2. At an initial intraluminal K+ concentration of 45 mmol/l, rectal K+ secretion in the CAPD patients (2.4 ± 0.4 μmol h−-1cm−-2) was greater than in normal subjects (1.2 ± 0.2 μmol h−-1 cm−-2, P < 0.02). Under similar conditions, rectal K+ secretion was also greater in the haemodialysis patients than in normal subjects, both pre-dialysis (3.7 ± 0.4 μmol h−-1 cm−-2, P < 0.001) and post-dialysis (2.4 ± 0.5 μmol h−-1 cm−-2, P < 0.05), even though haemodialysis decreased plasma K+ concentration from 5.3 ± 0.1 mmol/l to 3.5 ± 0.2 mmol/l (P < 0.001).

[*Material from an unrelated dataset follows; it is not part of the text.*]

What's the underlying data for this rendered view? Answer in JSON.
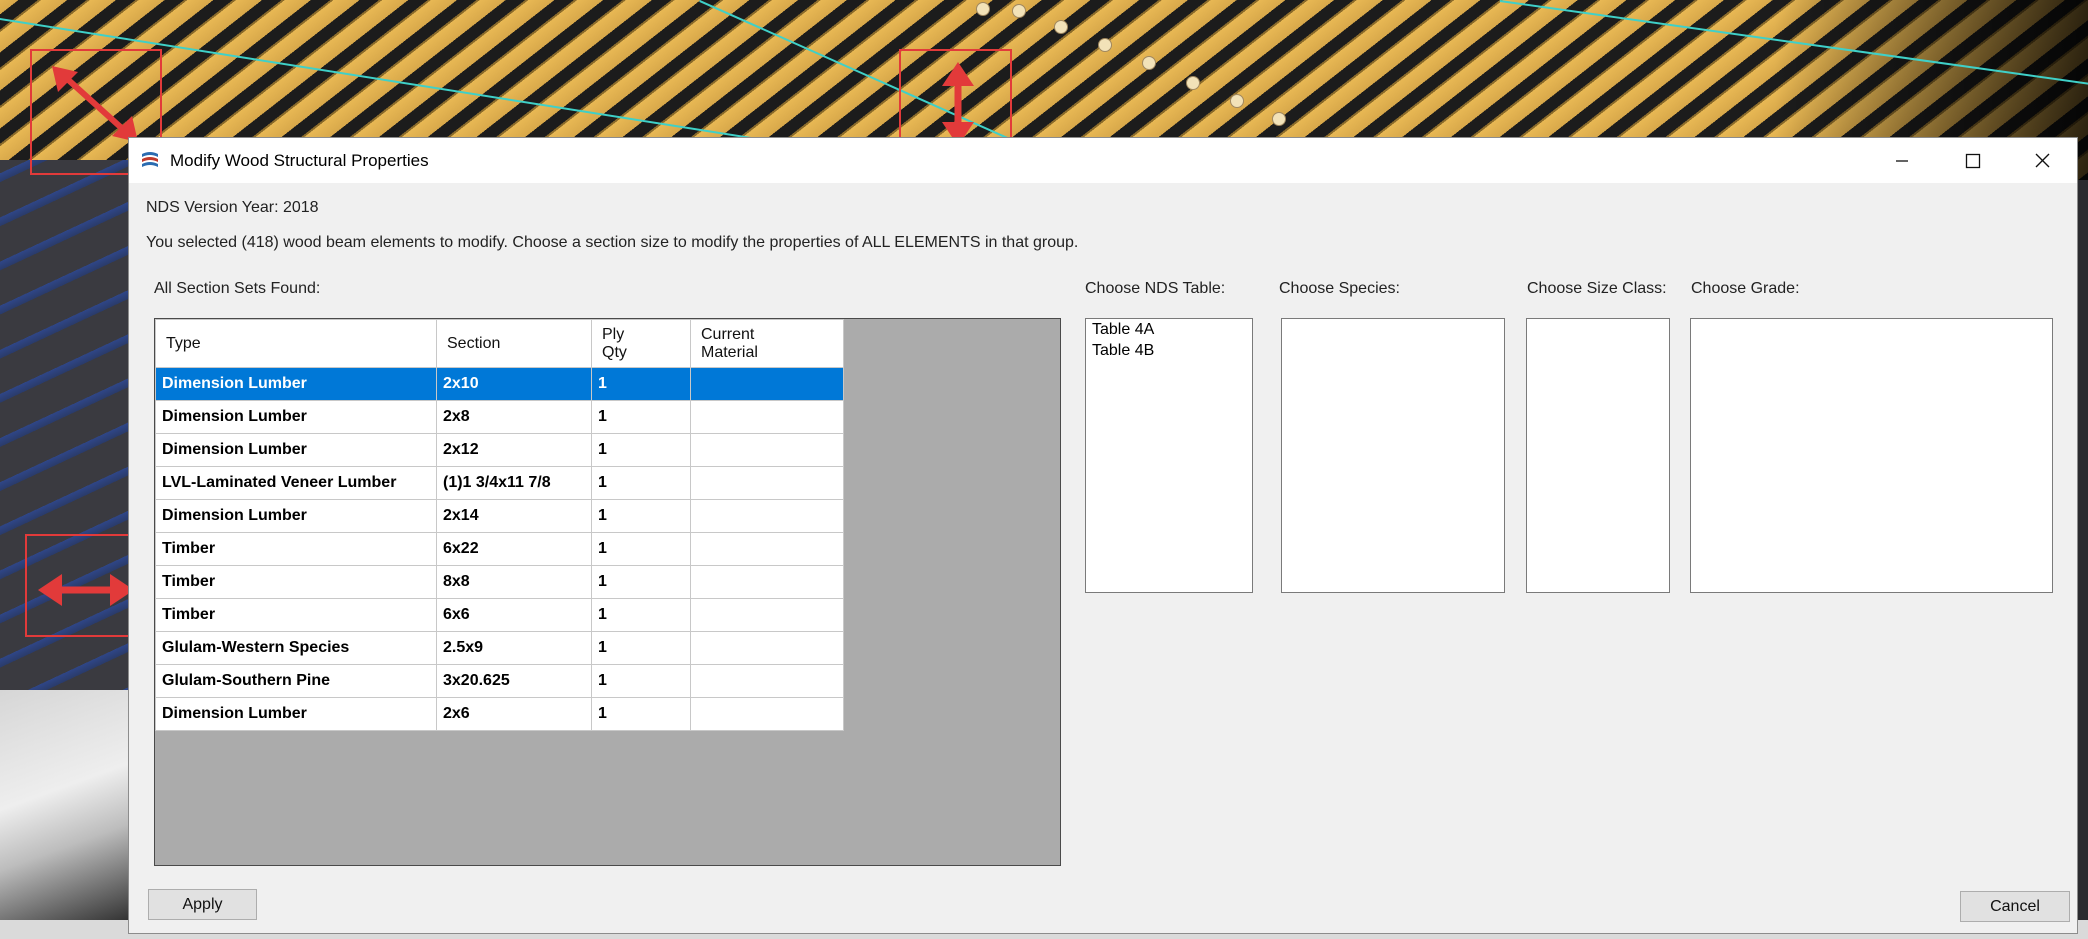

3. There were no significant differences in rectal Na+ absorption, rectal potential difference, plasma aldosterone concentration, or total body K+ content (measured by whole-body counting of 40K), between the normal subjects and either the CAPD or the haemodialysis patients.
4. These results indicate that K+ homoeostasis is maintained in uraemic patients undergoing long-term dialysis by a combination of K+ losses during dialysis, and enhanced large intestinal K+ excretion. The role of the large intestine appears to be particularly important at higher dietary K+ intakes, and the K+ secretory process is sensitive to changes in plasma K+ concentration.